In 19 innings since the heady heights of World Cup 2007, where Bangladesh beat India and South Africa, Ashraful has scored only two half-centuries. During that period, Bangladesh have won only three games, all at home against Ireland. It's a problem that their Australian coach Jamie Siddons, who took up the role in October 2007, is keen to address. He's making a beginning by "identifying the weaknesses with individual players".
"The reason they are inconsistent is that they've [Bangladesh's batsmen] got deficiencies in certain areas of their game," Siddons said. "My job is to identify those and then try to improve them. Basically give them new shots, find new ways of scoring against good bowlers."
Ashraful is one such example. Siddons felt opposition teams had worked him out, taking advantage of his short height to restrict his scoring. "He's now working on a cut shot which he never had before at international level. He generally let the ball go. We've worked on that and he's now using the cut in practice.

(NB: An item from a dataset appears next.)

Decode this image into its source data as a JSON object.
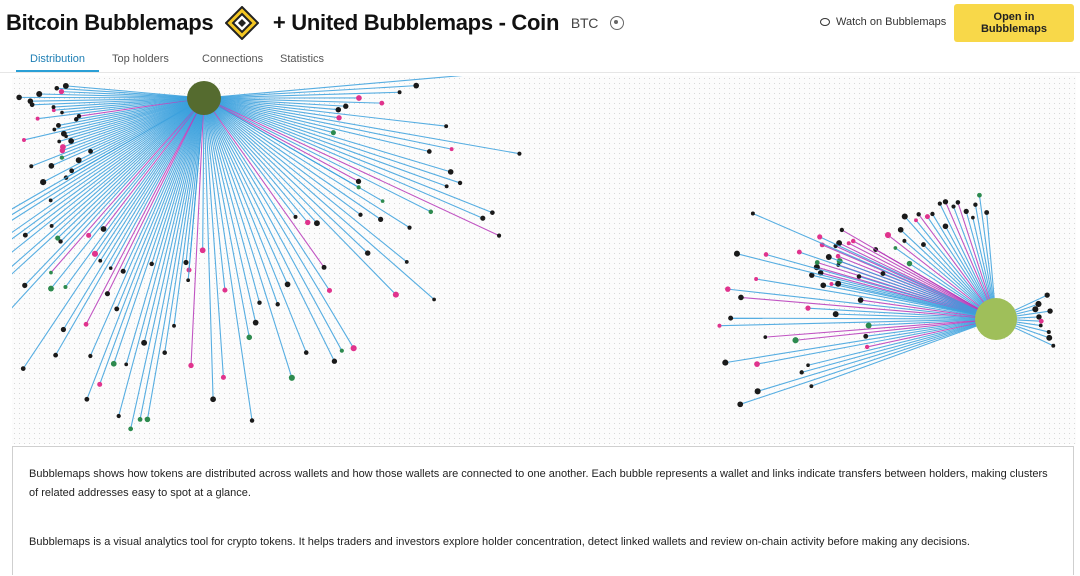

Whether we will see it in international cricket straightaway I'm not sure. If he can produce a good cut shot then bowlers won't be able to give him that width or bowl that length to him."
For Ashraful it is the cut, for Tamim Iqbal and Shahriar Nafees it's the pull. Siddons said the Bangladesh batsmen "think they've got to hit the ball in the air because they're restricted in their power. It's another thing we're working on. Every individual has different deficiencies. We've got to work on every one of them."
Bangladesh's last international assignment was a hugely disappointing tour of Pakistan, where they lost 5-0. Siddons candidly admitted it reflected Bangladesh's standing at the moment. "They're on a massive learning curve," he said. "They haven't had the grounding that other players have had in their first-class cricket. We know we've to improve our domestic cricket to get our players to be more competitive in international cricket."
A step in the right direction is persisting with some players irrespective of the immediate results. "That's the way we're going to move forward - by giving these guys confidence and experience at the international level," Siddons said. "They're learning new techniques. They're also getting more consistent. I can see it. I watch them daily; you see them in international cricket against good teams and see their failures."
After their showing at last year's World Cup, you'd have to think twice before labelling Bangladesh as minnows. Their results since then, however, haven't lived up to the promise they showed in the Caribbean. Siddons, though, is looking for consistency, not one-off wins brought about by an hour or two of Ashraful magic. He doesn't want Cardiff 2005 to be the highlight of Bangladesh's stint at the highest level. "Every time we play against Australia I want us to have a chance to win," Siddons said. "Not just because of something Ashraful does that's out of the box."